Protective effect of cyclosporine on inflammatory injury of renal tubular epithelial cells.

Objective: This study aims to explore the protective effect of cyclosporine on inflammation-induced renal tubular epithelial cells and its potential mechanism.

Materials And Methods: Human kidney-2 (HK-2) cells were induced by transforming growth factor-β (TGF-β) for constructing an inflammatory injury model. Cells were then treated with different concentrations of cyclosporine for further investigating the biological functions. Cell viability was detected via cell counting kit-8 assay (CCK-8). The cytotoxicity was detected via lactate dehydrogenase (LDH) release assay. Expression levels of cell damage factors and mammalian target of rapamycin (mTOR) pathway-related genes were detected via polymerase chain reaction (PCR), immunofluorescence and Western blotting, respectively.

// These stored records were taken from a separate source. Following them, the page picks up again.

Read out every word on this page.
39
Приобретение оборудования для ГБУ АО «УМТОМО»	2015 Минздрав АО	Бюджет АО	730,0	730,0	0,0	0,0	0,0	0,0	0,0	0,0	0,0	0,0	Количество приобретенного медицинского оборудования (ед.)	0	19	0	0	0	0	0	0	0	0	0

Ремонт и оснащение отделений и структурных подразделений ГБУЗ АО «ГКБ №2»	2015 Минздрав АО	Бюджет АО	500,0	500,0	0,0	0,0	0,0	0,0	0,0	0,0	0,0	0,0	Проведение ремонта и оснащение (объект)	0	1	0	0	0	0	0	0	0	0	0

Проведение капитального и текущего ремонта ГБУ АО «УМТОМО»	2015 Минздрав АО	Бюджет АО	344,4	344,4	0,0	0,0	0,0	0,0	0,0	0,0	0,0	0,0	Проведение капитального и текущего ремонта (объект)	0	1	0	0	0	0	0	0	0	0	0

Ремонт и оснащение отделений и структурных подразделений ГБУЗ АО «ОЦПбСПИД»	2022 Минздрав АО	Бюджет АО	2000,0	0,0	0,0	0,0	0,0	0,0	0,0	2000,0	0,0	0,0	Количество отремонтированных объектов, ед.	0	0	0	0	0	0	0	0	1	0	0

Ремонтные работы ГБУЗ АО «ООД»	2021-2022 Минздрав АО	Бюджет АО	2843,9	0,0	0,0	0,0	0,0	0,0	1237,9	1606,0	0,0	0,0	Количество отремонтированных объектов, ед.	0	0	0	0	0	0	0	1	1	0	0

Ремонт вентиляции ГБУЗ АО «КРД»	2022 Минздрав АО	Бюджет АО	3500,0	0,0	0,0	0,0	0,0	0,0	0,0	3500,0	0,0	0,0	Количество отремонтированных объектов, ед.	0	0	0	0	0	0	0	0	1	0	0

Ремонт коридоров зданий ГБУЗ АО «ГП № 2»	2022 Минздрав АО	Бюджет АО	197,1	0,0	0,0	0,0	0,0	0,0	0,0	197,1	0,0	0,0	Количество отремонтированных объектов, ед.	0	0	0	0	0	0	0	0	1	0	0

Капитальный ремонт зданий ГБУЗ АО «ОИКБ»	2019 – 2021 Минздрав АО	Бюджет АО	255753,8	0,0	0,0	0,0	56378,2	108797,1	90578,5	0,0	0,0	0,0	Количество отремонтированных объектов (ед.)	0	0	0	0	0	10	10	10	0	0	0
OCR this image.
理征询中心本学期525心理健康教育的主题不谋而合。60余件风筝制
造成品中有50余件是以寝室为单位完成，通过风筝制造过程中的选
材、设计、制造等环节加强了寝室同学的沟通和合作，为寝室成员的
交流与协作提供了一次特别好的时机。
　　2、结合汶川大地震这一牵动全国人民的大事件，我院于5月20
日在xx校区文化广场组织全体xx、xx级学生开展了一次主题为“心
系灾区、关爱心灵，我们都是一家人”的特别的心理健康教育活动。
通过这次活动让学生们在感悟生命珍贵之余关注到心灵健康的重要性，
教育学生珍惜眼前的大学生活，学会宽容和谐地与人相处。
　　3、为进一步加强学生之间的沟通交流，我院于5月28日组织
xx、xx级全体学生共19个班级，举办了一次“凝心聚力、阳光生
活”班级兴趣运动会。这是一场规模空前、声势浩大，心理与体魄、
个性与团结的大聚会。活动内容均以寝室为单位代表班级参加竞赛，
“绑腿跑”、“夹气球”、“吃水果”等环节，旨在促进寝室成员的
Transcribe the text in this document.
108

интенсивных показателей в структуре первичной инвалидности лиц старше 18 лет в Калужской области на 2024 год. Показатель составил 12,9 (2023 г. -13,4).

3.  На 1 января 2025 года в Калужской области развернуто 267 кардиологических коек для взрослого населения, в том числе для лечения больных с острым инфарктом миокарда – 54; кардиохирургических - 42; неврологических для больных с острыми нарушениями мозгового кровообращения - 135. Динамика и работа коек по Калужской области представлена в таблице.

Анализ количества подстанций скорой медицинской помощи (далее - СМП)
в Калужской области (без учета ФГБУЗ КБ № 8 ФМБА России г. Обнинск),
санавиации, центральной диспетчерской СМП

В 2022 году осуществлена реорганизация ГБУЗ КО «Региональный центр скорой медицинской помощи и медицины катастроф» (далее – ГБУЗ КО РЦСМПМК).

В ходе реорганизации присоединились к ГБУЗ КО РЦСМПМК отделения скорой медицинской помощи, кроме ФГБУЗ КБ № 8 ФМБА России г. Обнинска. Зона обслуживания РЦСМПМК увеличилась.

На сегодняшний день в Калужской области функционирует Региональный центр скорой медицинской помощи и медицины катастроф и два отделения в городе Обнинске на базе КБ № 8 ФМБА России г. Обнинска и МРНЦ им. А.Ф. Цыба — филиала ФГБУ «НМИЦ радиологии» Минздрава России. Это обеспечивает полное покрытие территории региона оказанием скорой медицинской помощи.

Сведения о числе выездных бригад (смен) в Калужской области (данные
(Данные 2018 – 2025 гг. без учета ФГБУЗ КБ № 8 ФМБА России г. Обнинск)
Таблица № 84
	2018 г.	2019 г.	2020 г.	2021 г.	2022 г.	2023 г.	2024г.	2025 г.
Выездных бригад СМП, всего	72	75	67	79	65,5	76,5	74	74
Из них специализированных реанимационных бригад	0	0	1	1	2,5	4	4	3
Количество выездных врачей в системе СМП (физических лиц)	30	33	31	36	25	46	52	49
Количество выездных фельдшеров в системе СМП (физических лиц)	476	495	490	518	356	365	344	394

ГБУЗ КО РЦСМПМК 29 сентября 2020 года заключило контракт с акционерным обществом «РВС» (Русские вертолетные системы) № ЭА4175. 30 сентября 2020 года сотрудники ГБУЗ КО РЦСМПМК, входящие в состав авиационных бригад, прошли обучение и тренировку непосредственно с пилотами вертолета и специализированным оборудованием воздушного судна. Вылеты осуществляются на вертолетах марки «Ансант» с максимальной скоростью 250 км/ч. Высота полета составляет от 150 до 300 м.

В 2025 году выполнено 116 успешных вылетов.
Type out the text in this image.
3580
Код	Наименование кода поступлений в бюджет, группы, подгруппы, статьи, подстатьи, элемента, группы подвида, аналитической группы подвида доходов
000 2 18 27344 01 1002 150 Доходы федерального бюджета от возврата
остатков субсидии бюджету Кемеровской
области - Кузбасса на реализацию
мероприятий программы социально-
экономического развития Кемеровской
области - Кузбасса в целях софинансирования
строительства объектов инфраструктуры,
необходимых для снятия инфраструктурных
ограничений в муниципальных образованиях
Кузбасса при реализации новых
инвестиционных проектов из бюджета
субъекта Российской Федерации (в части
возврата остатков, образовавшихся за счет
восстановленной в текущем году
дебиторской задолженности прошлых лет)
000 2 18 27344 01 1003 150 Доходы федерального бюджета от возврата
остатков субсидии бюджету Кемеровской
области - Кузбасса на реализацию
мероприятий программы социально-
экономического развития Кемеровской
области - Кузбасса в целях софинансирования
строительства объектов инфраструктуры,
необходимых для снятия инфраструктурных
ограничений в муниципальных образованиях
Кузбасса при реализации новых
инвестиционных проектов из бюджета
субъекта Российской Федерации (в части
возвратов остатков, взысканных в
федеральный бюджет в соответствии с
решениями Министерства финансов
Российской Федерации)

Results: TGF-β inhibited the viability of HK-2 cells, increased expressions of tumor necrosis factor-α (TNF-α), interleukin-1β (IL-1β) and apoptosis-related genes. Cyclosporine treatment greatly reversed the cell damage on HK-2 cells induced by TGF-β. Expression levels of mTOR pathway-related genes were downregulated after cyclosporine treatment.

Conclusions: Cyclosporine protects HK-2 cells from inflammatory injury via regulating mTOR pathway.